Le parcours d’un esclave maltais: le capitaine Gio. Stafrachi.
En plongeant dans les registres de l’archive consulaire française à Tunis du 18-éme siècle, on ne peut rester indifférent face au curieux périple d’un maltais nommé Giovanni Stafrachi, qui se trouvait être en 1788, lorsque la course et l’esclavage étaient d’usages de part et d’autre de la Méditerranéen, esclave du puissant caïd de Djerba, Sidy Hamida Ben Ayed.
Les registres nous apprennent que Giovanni Stafrachi avait un frère nommé Guiseppe, à qui il demanda de venir de Malte à Djerba quelques mois plutôt pour le remplacer. En devenant otage, le caïd avait accordé à Giovanni de “vaquer à ses affaires” à Malte. Quoique l’on puisse penser de cette manœuvre, le maltais n’abandonna pas son frère puisqu’après 15 mois, il était de retour à Djerba. Une fois la mission accomplie Giuseppe, illettrée se rendait à Tunis au fondouk des français où il consignait toute l’affaire en chancellerie déclarant ce qui suit.
Les Stafrachi en déclarant la situation aux autorités françaises espéraient-il obtenir une aide quelconque ?
En tout état de cause, deux années plus tard, le 2 novembre 1790, Giovanni Stafrachi regagnait sa liberté en ayant rempli “ses obligations” comme il le déclare dans le contrat de rachat ci-dessous. On y apprend qu’avec le concours d’un négociant génois Nicolas Borzone, ils parviennent à racheter la liberté de deux autres esclaves maltais, sous conditions de remboursements des sommes avancées.
On apprend aussi, qu’un mois et demi plus tard, le 17 décembre 1790, Giovanni Stafrachi affrète la tartane Le Saint-Antoine commandé par le capitaine Jacques Antoine Barberousse de la Ciotat pour un voyage de la Goulette à Malte où son voyage prendra fin.

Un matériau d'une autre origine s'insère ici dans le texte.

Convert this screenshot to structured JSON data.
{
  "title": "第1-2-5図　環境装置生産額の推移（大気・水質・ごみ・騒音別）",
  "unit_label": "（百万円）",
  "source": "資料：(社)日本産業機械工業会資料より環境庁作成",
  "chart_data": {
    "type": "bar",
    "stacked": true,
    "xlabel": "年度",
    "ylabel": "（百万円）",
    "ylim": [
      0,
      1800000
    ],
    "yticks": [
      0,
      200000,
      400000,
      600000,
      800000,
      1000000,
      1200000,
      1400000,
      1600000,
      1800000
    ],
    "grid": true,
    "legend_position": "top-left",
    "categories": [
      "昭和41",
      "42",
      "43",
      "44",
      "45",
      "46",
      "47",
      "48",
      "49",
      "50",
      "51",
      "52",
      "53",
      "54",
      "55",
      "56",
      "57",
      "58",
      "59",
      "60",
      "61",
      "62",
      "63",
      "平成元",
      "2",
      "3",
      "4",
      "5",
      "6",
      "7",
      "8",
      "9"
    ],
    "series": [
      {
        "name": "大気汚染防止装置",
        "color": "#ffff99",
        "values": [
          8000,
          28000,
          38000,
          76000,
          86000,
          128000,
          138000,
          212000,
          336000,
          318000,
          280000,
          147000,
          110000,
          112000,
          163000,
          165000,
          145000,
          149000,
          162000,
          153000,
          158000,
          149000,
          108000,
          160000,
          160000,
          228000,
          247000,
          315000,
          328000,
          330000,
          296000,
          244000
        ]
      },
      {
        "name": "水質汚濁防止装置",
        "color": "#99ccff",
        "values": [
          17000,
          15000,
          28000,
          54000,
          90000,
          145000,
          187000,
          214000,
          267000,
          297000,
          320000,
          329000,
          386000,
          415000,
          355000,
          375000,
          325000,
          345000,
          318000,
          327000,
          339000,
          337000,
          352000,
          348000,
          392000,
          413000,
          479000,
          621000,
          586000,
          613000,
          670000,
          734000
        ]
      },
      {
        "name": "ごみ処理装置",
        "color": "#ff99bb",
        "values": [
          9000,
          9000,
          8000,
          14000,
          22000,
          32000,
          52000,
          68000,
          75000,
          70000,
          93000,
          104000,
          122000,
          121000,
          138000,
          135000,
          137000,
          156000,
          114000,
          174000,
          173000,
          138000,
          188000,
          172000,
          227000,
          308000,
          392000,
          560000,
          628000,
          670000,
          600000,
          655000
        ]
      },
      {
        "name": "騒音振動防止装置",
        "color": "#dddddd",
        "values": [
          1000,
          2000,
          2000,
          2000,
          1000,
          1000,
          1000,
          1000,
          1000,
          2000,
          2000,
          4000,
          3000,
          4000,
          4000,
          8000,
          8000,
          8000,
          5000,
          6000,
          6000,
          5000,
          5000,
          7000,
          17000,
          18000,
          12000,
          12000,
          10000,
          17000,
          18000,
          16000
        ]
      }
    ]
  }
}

Après avoir vécu une telle expérience, il serait un impensable que Giovanni Stafrachi s’aventurerait une nouvelle fois aux abords de Tunis. Et pourtant, le voici moins d’une année plus tard, le 6 octobre 1791 de nouveau dans la chancellerie du fondouk des français mais pour y faire cette fois-ci affaire avec son ancien patron Sidi Hameida Ben Ayed. Le maltais achetait par l’entremise d’un des hommes d’affaire du caïd, un pinque génois prise faite par l’un de ses corsaires pour la somme de cinq cent sequins comme le mentionne le contrat ci-dessous.
Nous n’avons trouvé aucune trace de la précédente vie de Giovanni Stafrachi. Son nom n’apparait plus dans les registres consulaires français après avoir acheté le pinque du caïd de Djerba. On pourrait cependant penser qu’avant sa capture le maltais aurait été membre d’équipage ou capitaine, hypothèse qui se confirme car son nom réapparait dans les registres du port de Trieste en Italie en 1814. On y fait apprend que le capitaine Giovanni Stafrachi fait son entrée arrivant de Smyrne à bord d’un brigantin sous pavillon anglais et portant le nom d’Ulisse…
Ce qui est certain c’est que tout comme Ulysse, le capitaine Giovanni Stafrachi aura été profondément marqué par son périple et son passage sur l’ile des lotophages, Djerba.